With all the challenges that tried to drag me down, there was always something… a voice that whispered and breathed into me the energy needed to keep on believing in myself; to keep going forward.
Today I see the past me as having been insane to try to bury his head in the sand, trying to run from reality; someone that has monumentally failed and repeated those same mistakes, not once, but several times, until he finally realized that it couldn’t go on like this. Temptations to return to my old mistakes would still appear, especially when it seemed that I lost track of my values and the significance of what I was doing. It wasn’t at all easy, and, a few times I even let myself be seduced by the ‘let’s make another project now, in parallel’ syndrome, in order to have a bit of extra cash. This is how I ended up again, somehow, back where I started, but I quickly became aware of the fact that I was getting further away from who I really was.
The decision to make the changes I felt like doing was so strong, however, that there was no going back. I had laid the foundation for my own system of conscious evolution, one of changing habits and identity, and the results were starting to show. Many of the people that knew me started to ask me what was going on. I became a vegan, spiritual growth preoccupied me, I was getting involved in volunteer work, and started to appreciate life and be thankful for everything I had lived through. It was very hard, and not many people are able to walk away with a healthy mind after they find themselves left with nothing, but it was revelatory. I became a new person, or perhaps I discovered who I really was.
How can all the things I’ve just shared help you though? I believe that you can release yourself from fears once you realize that you always have resources at your disposal, no matter what your life may look like. Even when you’ve hit rock bottom and don’t have the strength to go on, look around you. You’ll see people that care about you and will help you get up, no matter your financial or emotional state. Those people will always stand by you.
And here’s another thing: simply by imagining the worst possible scenario, the one where you lose everything and have to start over from scratch, you can discover untapped resources you never even realized were there. I urge you to do this exercise. It’s a fantastic method for finding solutions, being creative, and even innovate. Imagine that you’ve lost everything and are at rock bottom. How do you get up? What abilities could help you?
What would you do if you lost everything and how would you get back up again?

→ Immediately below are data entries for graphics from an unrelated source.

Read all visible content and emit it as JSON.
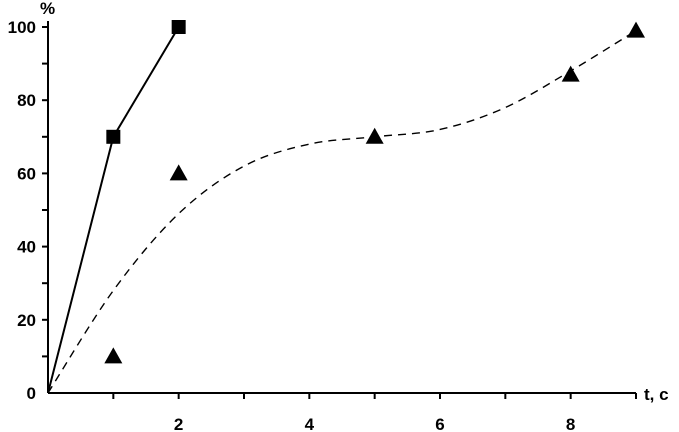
{
  "chart_data": {
    "type": "line",
    "title": "",
    "xlabel": "t, c",
    "ylabel": "%",
    "xlim": [
      0,
      9
    ],
    "ylim": [
      0,
      100
    ],
    "x_tick_labels": [
      2,
      4,
      6,
      8
    ],
    "y_tick_labels": [
      0,
      20,
      40,
      60,
      80,
      100
    ],
    "x_minor_ticks": [
      1,
      2,
      3,
      4,
      5,
      6,
      7,
      8,
      9
    ],
    "y_minor_ticks": [
      10,
      30,
      50,
      70,
      90
    ],
    "grid": false,
    "legend": "none",
    "series": [
      {
        "marker": "square",
        "line": "solid",
        "color": "#000000",
        "points": [
          {
            "x": 0,
            "y": 0,
            "marker": false
          },
          {
            "x": 1,
            "y": 70
          },
          {
            "x": 2,
            "y": 100
          }
        ]
      },
      {
        "marker": "triangle",
        "line": "none",
        "color": "#000000",
        "points": [
          {
            "x": 1,
            "y": 10
          },
          {
            "x": 2,
            "y": 60
          },
          {
            "x": 5,
            "y": 70
          },
          {
            "x": 8,
            "y": 87
          },
          {
            "x": 9,
            "y": 99
          }
        ]
      },
      {
        "marker": "none",
        "line": "dashed",
        "color": "#000000",
        "points": [
          {
            "x": 0,
            "y": 0
          },
          {
            "x": 1,
            "y": 28
          },
          {
            "x": 2,
            "y": 49
          },
          {
            "x": 3,
            "y": 62
          },
          {
            "x": 4,
            "y": 68
          },
          {
            "x": 5,
            "y": 70
          },
          {
            "x": 6,
            "y": 72
          },
          {
            "x": 7,
            "y": 78
          },
          {
            "x": 8,
            "y": 88
          },
          {
            "x": 9,
            "y": 99
          }
        ]
      }
    ]
  }
}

If tomorrow I’d have to start all over again, I would do it. I realize that I’d be capable of putting it all back together again thanks to the rituals and habits that I’ve rooted into myself during the time that I’ve built iVolution – a system of conscious evolution, of changing habits, and redefining identity. Now I have the opportunity to find that state of mind from which accomplishing things isn’t hard to do. I think everything goes back to our capacity to focus on what’s important in the here and now, and to act daily, with discipline, on those short, medium, and long term objectives that bring us closer to our dreams.